Baldauf vereint nun die Ämter des Landesvorsitzenden und des Fraktionsvorsitzenden im Landtag in einer Person. Die ohnehin geringe Aufmerksamkeit für Landespolitik sammelt sich so in einer Person, sodass diese in der Öffentlichkeit entsprechend aufgebaut werden kann. Dass Baldauf damit 2026 auch für das Amt des Ministerpräsidenten kandidieren wird, ist so sicher, wie es so lange im Voraus nur sicher sein kann.

Bisher ist Baldauf aber politisch auch zu sprunghaft erschienen. Statt an einem Thema dran zu bleiben, ist er von einem zum anderen gesprungen – war immer für das, wofür der Zeitgeist gerade war. Nun versucht er, sich mit politischen Themen langfristig festzulegen und so als Politiker mit Substanz wahrgenommen zu werden. Diese neue Ausrichtung beginnt er mit dem Thema „allgemeine Dienstpflicht“. Gemeint ist damit eine Rückkehr zur Wehrpflicht und zu entsprechenden Ersatzdiensten.

Um das Thema zu setzen, wählt Baldauf nicht die große Bühne. Nicht die Pressekonferenz und erst recht nicht den nächtlichen Tweet. Sondern den eigenen Blog. Das ermöglicht ihm, dieses Thema jenseits der politischen Schlagzeile zu setzen. Statt nur einer Überschrift auch Inhalte zu liefern. Und diese in einen Kontext zu stellen: Für Baldauf wäre die Rückkehr Teil eines „gesellschaftlichen Aufbruches“.

Angesichts des russischen Kriegs in der Ukraine stellt Baldauf die Frage, „ob Deutschland und Europa für diese geopolitische Zäsur hinreichend gewappnet sind“. Seine Antwort lautet nein. Zwar müssten Krisen, wenn möglich, diplomatisch gelöst werden, aber um ernst genommen zu werden, müsse ein Land auch militärisch stark aufgestellt sein. Da fällt Baldaufs Urteil vernichtend aus. Nach 16 Jahren einer von der CDU gestellten Kanzlerin gilt für Baldauf: „Unser Staat muss wieder verteidigungsfähig werden – im Innern wie auch nach Außen.“ Zu lange habe sich das Land mit Nebensächlichkeiten wie dem Gendersternchen aufgehalten, jetzt müsse es wieder die Geopolitik in den Mittelpunkt rücken.

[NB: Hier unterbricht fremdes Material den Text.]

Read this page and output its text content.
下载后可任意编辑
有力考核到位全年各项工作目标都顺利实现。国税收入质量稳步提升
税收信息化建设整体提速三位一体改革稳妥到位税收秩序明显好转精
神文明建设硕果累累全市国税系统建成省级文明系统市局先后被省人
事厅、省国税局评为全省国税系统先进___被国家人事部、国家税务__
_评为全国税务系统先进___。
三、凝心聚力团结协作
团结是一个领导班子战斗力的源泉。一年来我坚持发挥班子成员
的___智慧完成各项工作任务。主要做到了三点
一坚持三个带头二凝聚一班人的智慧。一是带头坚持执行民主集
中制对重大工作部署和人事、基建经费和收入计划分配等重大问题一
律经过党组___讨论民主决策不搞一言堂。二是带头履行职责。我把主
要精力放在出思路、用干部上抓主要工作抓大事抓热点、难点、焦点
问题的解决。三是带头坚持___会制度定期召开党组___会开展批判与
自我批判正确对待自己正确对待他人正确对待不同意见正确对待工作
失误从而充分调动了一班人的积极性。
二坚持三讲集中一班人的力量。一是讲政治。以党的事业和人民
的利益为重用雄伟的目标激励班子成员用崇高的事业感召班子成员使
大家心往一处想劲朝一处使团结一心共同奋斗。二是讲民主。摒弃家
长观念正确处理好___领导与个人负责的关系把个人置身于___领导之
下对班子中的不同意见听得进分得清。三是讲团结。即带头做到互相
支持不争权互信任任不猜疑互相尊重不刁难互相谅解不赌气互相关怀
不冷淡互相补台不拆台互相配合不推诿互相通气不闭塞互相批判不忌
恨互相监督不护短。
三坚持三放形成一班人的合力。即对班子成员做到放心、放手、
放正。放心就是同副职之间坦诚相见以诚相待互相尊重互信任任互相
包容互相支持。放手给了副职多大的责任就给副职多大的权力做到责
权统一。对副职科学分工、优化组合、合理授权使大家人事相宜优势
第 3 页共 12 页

Geld allein werde nicht reichen. Der Christdemokrat fordert stattdessen die Bürger auf, mehr Ideeles für den Staat einzubringen: „Er kann unsere Sicherheit und unser Wohlergehen nur dann gewährleisten, wenn wir alle unseren Beitrag leisten und die Sicherheit und Freiheit unseres Landes stärker als bisher zu unserem eigenen persönlichen Anliegen machen.“ Als Voraussetzung bedeute das Identifikation mit dem Staat und seinen Werten. In der Praxis müssten die Bürger Aufgaben übernehmen. Etwa in der Armee: „Ich spreche mich daher für eine allgemeine Dienstpflicht aus“, sagt Baldauf.

Unter dieser allgemeinen Dienstpflicht versteht er auch, aber nicht nur, die Wehrpflicht. Auch in der Blaulichtfamilie sollten sich „junge Männer und Frauen“ einbringen: also Rotes Kreuz, Feuerwehr oder Technisches Hilfswerk. Denn diese würden „die Widerstandsfähigkeit unseres Landes gegen zivile Krisen und Naturkatastrophen, aber auch gegen militärische Bedrohungen stärken“. Das gelte ebenfalls für den sozialen Bereich wie etwa die Pflege. Bevor es eine solche allgemeine Dienstpflicht gebe, braucht es laut Baldauf „eine geordnete gesellschaftliche Debatte mit allen Beteiligten“. In dieser sollten dann auch die praktischen Details geklärt werden, wie die allgemeine Dienstpflicht aussehen soll.

Die Ära Angela Merkel ist für die CDU noch nicht vorbei. Ihr drohen noch weitere Niederlagen als Konsequenz aus dieser Zeit – zum Beispiel in Nordrhein-Westfalen. Doch die ersten beginnen mit den Aufräumarbeiten. Etwa Christian Baldauf in Rheinland-Pfalz.